Selbstverständlich beabsichtigen keine Schaustellerin oder kein Schausteller mit provokanten, sexistischen oder sogar rassistischen Bemalungen ihrer Geschäfte das Publikum und vor allem die Familien mit ihren Kindern zu brüskieren, Menschen zu diskriminieren, abzuwerten oder in ihren Gefühlen zu verletzten.
Deshalb waren die entsprechenden Firmen unmittelbar bereit, die Fassaden ihrer Geschäfte zu modernisieren. Die barbusige Dame bekam ein Bikinioberteil aufgemalt und auch die anderen Kollegen fanden schnell kurzfristige Lösungen, das Ärgernis aus der Welt zu schaffen.

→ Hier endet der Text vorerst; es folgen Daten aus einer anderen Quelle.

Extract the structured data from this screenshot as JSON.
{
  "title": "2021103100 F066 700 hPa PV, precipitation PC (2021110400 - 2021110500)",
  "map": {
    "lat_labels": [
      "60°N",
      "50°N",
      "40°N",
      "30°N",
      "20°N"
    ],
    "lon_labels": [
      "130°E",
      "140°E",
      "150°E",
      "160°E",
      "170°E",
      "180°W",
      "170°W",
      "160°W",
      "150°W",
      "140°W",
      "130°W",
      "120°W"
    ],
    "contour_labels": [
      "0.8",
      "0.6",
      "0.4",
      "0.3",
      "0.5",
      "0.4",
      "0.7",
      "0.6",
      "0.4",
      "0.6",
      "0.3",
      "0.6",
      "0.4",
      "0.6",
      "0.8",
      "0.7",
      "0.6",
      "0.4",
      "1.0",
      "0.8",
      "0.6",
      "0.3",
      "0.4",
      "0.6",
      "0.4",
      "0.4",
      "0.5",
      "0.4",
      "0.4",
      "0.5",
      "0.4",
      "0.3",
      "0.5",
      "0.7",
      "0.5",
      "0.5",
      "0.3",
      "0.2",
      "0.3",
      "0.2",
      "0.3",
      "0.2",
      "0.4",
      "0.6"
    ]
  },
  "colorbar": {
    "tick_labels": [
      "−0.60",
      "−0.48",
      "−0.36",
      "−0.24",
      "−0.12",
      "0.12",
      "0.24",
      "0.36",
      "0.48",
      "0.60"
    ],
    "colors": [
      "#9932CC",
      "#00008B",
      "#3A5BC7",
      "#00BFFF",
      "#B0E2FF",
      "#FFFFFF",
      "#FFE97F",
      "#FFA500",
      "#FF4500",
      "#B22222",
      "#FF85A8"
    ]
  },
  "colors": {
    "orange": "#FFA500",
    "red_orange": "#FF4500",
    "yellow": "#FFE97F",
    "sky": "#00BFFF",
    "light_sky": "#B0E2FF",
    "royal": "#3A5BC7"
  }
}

Dies ist eine Selbstverständlichkeit und Teil unserer Schaustellerkultur, denn wir pflegen unsere Geschäfte sorgfältig und passen sie dem Zeitgeist und dem Anspruch des Publikums stets an. Es wird in der Regel viel Geld für die Dekoration, die Malerei und das gesamte Equipment investiert. Manchen Schaustellern sowie vielen Besucherinnen und Besuchern ist gar nicht bekannt, dass die Dekorationen von Schaustellergeschäften häufig von durchaus künstlerischer Qualität sind. Dazu trägt im Wesentlichen bei, dass die Malerei nicht selten von Künstlern mit akademischer Ausbildung stammen, wie z.B. dem im Mai 2022 verstorbenen Jacques Courtois, oder von Maciej Bernhardt, einem ehemaligen Mitglied des „Ateliers für angewandte Werbung“ und vielen anderen guten Malern.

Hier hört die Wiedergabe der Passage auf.